C’est le Living room, installation en 3D que David Lynch crée à partir d’un petit dessin pour son exposition The Air is on Fire en 2007 à la Fondation Cartier, qui donne à Guillermo Kuitca l’idée de ce projet. Pour ce dernier, dont l’œuvre est nourrie de références à l’espace théâtral, l’exposition The Air is on Fire aura été une expérience sensible déterminante. Dans l’installation de Guillermo Kuitca, on redécouvre l’enregistrement sonore du concert de David Lynch et Patti Smith donné à la Fondation Cartier le 28 octobre 2011 dans le cadre de l’exposition Mathématiques, un dépaysement soudain. Alliance singulière de musique et de poésie qui réunissait pour la première fois sur scène ces deux artistes, cet événement incarne pour Guillermo Kuitca l’idée de réinterprétation qui sous-tend l’ensemble de son projet. Patti Smith revisite l’histoire écrite par David Lynch d’une antilope qui traverse la ville et observe les hommes. Un long poème troublant qui s’entend en écho au film d’Artavazd Pelechian, Les Habitants, également diffusé dans l’exposition. Véritable hymne à la nature sauvage, ce film met en scène des animaux lancés dans la fuite effrénée d’une menace invisible. Peints dans des nuances infinies de noir, de blanc et de gris, les ciels étoilés de la peintre américaine Vija Celmins dialoguent avec les toiles de David Lynch et de Francis Bacon, saturées par la couleur et la présence du corps humain. Francis Bacon, référence incontournable chez David Lynch, agit ici pour Guillermo Kuitca comme un pivot entre les différents artistes réunis, déclencheur d’une réaction en chaîne entre les multiples forces en présence.
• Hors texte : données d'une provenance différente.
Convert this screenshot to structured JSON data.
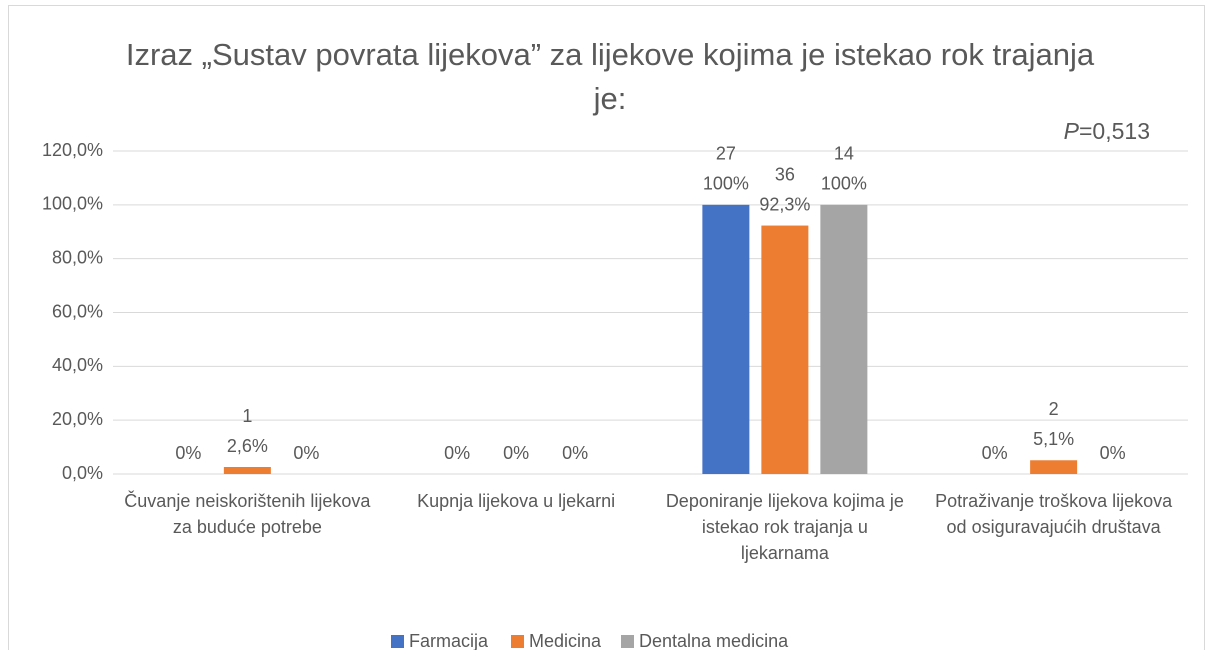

Le chef d’œuvre de l’artiste brésilienne Tarsila do Amaral, Urutu (1928), en dialogue évident avec ces œuvres picturales, résonne aussi de manière inattendue et puissante avec le film d’Artavazd Pelechian. La présentation exceptionnelle de ce tableau, véritable icône du mouvement anthropophage brésilien qui a marqué le lancement de la révolution moderniste au Brésil, rend hommage à une artiste majeure de la modernité artistique latino-américaine. D’une certaine manière, les nombreux artistes latino-américains accueillis à la Fondation Cartier, comme Beatriz Milhazes et Adriana Varejão, portent tous à des degrés divers l’empreinte de cette figure marquante.
Toute l’installation de Guillermo Kuitca agit sur les sensations et les effets de perspectives, de résonances et de contrastes entre les œuvres : elle trouve un écho éclatant dans son propre travail, caractérisé par des références à la cartographie, aux intersections entre les lieux et les choses, aux territoires physiques, mentaux et émotionnels, et dans lequel la figure humaine brille par son absence. C’est bien cette idée de dialogue et de liens multiples entre les œuvres et les artistes qui anime toute l’exposition Les Habitants, résonnant d’une manière particulièrement originale avec l’histoire de la Fondation Cartier pour l’art contemporain, faite de dialogues et de métissages inattendus entre des idées, des artistes et des œuvres.